Жена улыбается, кладёт руки ему на плечи и массирует их, пока он ест.
26. Сон Филипа
Филип голышом лежит на глади озера. Лунный свет заливает его лицо. Он спит. Всё тихо. Постепенно вода вокруг него окрашивается в красный цвет, и он медленно начинает тонуть. Филипа охватывает паника. Он открывает рот, хочет крикнуть, но не может издать ни звука, а лишь небыстро исчезает под красной, мутной водой.
27. Общая спальня
Филип рывком садится в кровати. Он шамкает ртом, хватая воздух. Взгляд упирается точно в Аслака и Пребена. Они наклоняются над ним. И шепчут.
ПРЕБЕН. Ты знаешь, кто на самом деле этот крестьянин и его жена?
Филип мотает головой.
ПРЕБЕН. Они поставщики ангелов.
ФИЛИП. Поставщики ангелов?
ПРЕБЕН. Они уносят нежеланных детей в лес умирать.
АСЛАК. Вот поэтому ты и здесь.
ПРЕБЕН. Не настучишь на нас?
Филип качает головой.
АСЛАК. Точно не нажалуешься, выблядок?
Филип таращится на них, онемев от ужаса. Они стягивают его с кровати и снова волокут к дырке в полу. Прижимают к ней лицом. Филип видит: крестьянин стоит, склонившись над плитой, голый, сзади жена, голая, она трахает его.
28. Утро. Столовая
Мальчики стоят у своих мест и хором поют. Крестьянин дирижирует. Они распевают «Всё в рощах цветёт». Бледный Филип молча стоит между Аслаком и Пребеном, которые поют во всю глотку.
Вдруг крестьянин останавливает пение и смотрит на Филипа.
КРЕСТЬЯНИН. Ты не поёшь?
Филип не отвечает. Крестьянин подходит ближе.
КРЕСТЬЯНИН. Ты не хочешь с нами петь? Ты что, лучше нас? А? Ты лучше всех нас?
29. День. Поле
Филип один в поле, он копает. Мы видим его сверху, маленький человечек посреди голого, серого ландшафта.
ГОЛОС ШКОЛЬНОГО ВРАЧА. Дневной рацион увеличивается. Восемьдесят граммов мяса, масло, жареный картофель, почки и мужские яички вкрутую.
Филип смотрит на небо. Начинается дождь. Мальчик швыряет лопату и со всех ног припускает в сторону леса.
30. Ранний вечер. Лес
Запыхавшись, Филип останавливается в чаще, прислоняется к стволу дерева. Ни звука. Он озирается. Никто не преследует его. Он идёт дальше.
И замечает наконец, что лес полон мальчишек Они сидят на земле, полуодетые, синие от холода. Некоторые уже мертвы. Другие ждут смерти.
Филип снова оглядывается. На опушке леса стоят крестьянин с женой, рука об руку, в лучших своих нарядах, и улыбаются ему.
31. Вечер. Хутор
Филип моется в общей душевой, смывает с себя грязь и землю. Он один здесь. Филип провожает глазами грязную воду, она кружится в сливе, как в воронке. Он щупает складки жира на животе.

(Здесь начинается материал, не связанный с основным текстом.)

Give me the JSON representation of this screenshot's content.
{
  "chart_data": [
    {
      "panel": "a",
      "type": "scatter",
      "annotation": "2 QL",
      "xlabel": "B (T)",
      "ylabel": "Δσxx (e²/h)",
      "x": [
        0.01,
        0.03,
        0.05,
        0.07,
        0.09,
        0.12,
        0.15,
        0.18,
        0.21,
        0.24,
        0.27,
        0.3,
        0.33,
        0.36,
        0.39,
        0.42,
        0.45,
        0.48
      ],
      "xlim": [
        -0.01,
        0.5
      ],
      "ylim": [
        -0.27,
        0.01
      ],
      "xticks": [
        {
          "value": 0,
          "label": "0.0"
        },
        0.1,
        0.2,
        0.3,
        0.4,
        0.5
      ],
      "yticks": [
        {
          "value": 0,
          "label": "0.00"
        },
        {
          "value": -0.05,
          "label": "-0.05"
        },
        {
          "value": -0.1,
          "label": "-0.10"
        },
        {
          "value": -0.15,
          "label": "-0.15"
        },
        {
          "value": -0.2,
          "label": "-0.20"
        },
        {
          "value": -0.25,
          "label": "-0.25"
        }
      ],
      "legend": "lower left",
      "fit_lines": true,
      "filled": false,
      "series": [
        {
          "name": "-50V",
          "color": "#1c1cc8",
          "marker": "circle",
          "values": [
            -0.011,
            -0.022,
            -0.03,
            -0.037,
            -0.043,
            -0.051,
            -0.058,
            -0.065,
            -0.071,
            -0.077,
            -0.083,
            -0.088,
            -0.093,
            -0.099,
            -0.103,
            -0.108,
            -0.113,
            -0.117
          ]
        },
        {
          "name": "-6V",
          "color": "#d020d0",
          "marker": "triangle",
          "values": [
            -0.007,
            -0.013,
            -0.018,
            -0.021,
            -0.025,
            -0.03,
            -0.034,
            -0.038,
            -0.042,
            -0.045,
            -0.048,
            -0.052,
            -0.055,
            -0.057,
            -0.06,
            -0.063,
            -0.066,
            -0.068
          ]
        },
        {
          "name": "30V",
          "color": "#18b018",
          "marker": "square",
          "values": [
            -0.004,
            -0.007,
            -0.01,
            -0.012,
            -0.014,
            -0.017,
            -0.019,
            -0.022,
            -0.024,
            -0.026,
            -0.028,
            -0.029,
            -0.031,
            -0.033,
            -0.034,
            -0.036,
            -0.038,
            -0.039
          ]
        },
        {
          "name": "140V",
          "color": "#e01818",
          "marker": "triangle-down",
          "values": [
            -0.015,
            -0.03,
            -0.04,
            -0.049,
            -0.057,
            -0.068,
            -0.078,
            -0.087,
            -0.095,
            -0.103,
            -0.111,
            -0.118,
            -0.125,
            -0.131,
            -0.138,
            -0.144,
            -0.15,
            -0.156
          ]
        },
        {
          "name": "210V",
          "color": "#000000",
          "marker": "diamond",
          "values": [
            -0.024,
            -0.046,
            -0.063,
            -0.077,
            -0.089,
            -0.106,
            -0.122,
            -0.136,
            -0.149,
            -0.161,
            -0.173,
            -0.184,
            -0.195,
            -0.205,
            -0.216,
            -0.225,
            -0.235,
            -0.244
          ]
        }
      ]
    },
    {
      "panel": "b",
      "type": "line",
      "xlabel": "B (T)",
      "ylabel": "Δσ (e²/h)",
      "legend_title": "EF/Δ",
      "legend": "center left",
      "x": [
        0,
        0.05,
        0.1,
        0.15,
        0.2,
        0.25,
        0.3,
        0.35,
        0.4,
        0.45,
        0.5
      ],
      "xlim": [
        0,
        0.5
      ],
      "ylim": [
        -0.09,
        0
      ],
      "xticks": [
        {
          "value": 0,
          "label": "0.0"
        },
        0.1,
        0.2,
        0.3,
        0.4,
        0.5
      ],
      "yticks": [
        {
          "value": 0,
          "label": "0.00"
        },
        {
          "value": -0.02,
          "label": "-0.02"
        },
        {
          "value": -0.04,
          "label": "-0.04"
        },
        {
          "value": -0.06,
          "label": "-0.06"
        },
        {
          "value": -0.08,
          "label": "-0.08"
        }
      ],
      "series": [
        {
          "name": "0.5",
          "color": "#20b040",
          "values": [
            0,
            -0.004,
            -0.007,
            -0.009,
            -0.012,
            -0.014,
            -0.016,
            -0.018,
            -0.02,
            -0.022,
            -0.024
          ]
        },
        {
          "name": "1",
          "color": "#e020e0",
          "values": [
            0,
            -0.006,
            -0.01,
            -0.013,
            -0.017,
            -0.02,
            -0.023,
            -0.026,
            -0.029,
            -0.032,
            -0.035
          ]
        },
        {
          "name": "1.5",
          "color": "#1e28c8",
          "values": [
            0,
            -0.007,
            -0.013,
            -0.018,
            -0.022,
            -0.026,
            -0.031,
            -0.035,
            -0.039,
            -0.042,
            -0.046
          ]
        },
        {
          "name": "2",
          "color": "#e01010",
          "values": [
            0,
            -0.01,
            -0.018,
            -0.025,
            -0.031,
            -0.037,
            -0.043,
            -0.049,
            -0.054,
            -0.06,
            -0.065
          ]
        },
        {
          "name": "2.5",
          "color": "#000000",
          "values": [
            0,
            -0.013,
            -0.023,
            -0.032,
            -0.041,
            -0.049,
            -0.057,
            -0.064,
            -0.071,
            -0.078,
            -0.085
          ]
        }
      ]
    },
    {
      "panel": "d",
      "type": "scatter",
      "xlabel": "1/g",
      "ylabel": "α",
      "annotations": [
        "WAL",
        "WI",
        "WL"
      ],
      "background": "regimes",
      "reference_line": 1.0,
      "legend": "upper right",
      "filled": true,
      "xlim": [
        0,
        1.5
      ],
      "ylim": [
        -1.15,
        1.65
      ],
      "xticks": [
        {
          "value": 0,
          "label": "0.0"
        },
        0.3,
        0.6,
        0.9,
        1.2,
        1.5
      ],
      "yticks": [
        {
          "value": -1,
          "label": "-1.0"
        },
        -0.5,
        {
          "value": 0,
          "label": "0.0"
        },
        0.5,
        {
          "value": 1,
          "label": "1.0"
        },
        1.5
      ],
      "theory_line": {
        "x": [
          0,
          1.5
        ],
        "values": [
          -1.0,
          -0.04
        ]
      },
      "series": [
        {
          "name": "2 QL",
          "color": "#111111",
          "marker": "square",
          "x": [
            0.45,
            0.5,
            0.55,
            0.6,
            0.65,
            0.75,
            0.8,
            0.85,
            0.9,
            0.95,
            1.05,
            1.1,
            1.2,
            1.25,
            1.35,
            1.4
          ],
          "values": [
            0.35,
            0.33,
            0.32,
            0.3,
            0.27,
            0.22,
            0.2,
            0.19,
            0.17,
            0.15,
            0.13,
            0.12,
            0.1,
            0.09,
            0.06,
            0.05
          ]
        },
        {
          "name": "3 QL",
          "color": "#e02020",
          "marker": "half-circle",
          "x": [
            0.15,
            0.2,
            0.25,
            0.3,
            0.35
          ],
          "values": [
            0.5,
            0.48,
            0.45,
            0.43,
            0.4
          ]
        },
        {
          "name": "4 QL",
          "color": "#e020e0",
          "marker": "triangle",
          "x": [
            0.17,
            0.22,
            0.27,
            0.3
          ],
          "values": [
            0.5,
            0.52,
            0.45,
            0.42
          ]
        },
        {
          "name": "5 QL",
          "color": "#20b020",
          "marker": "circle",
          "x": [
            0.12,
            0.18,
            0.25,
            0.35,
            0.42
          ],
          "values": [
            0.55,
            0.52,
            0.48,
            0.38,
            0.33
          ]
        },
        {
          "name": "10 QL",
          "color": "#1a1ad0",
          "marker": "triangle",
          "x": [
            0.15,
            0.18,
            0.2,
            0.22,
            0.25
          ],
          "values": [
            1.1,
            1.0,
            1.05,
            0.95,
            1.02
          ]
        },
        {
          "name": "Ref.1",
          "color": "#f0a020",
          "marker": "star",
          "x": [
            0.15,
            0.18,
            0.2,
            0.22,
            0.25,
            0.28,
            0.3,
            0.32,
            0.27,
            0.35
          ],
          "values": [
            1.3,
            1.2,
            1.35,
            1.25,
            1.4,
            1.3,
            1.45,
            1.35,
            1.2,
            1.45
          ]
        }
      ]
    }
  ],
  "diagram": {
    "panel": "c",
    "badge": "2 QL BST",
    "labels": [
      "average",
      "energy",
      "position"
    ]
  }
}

До него доносится «Всё в рощах цветёт», поют рядом. Филип сразу закрывает воду, псалом раздаётся слышнее. Пение приближается. Филип тянется снять с крючка полотенце. Но не успевает. Перед ним вырастают Аслак и Пребен. Они поют и водят по нему глазами. Потом становится тихо.
Пребен снимает с крючка полотенце.
АСЛАК. Ты что, лучше нас?
ФИЛИП (шёпотом). Нет.
ПРЕБЕН. Полотенце тебе нужно?
ФИЛИП. Да. Спасибо.
Пребен протягивает ему полотенце, но не даёт, отдёргивает руку. Филип стоит голый. Пытается прикрыться руками.
АСЛАК. Ты уверен, что ты не лучше нас, а?
ФИЛИП. Я не хочу становиться толще. А хочу выше.
Пребен и Аслак переглядываются и принимаются хохотать. Потом тянут его за собой в спальню, к дырке в полу. Заставляют его опуститься на колени и тычут лицом в дырку.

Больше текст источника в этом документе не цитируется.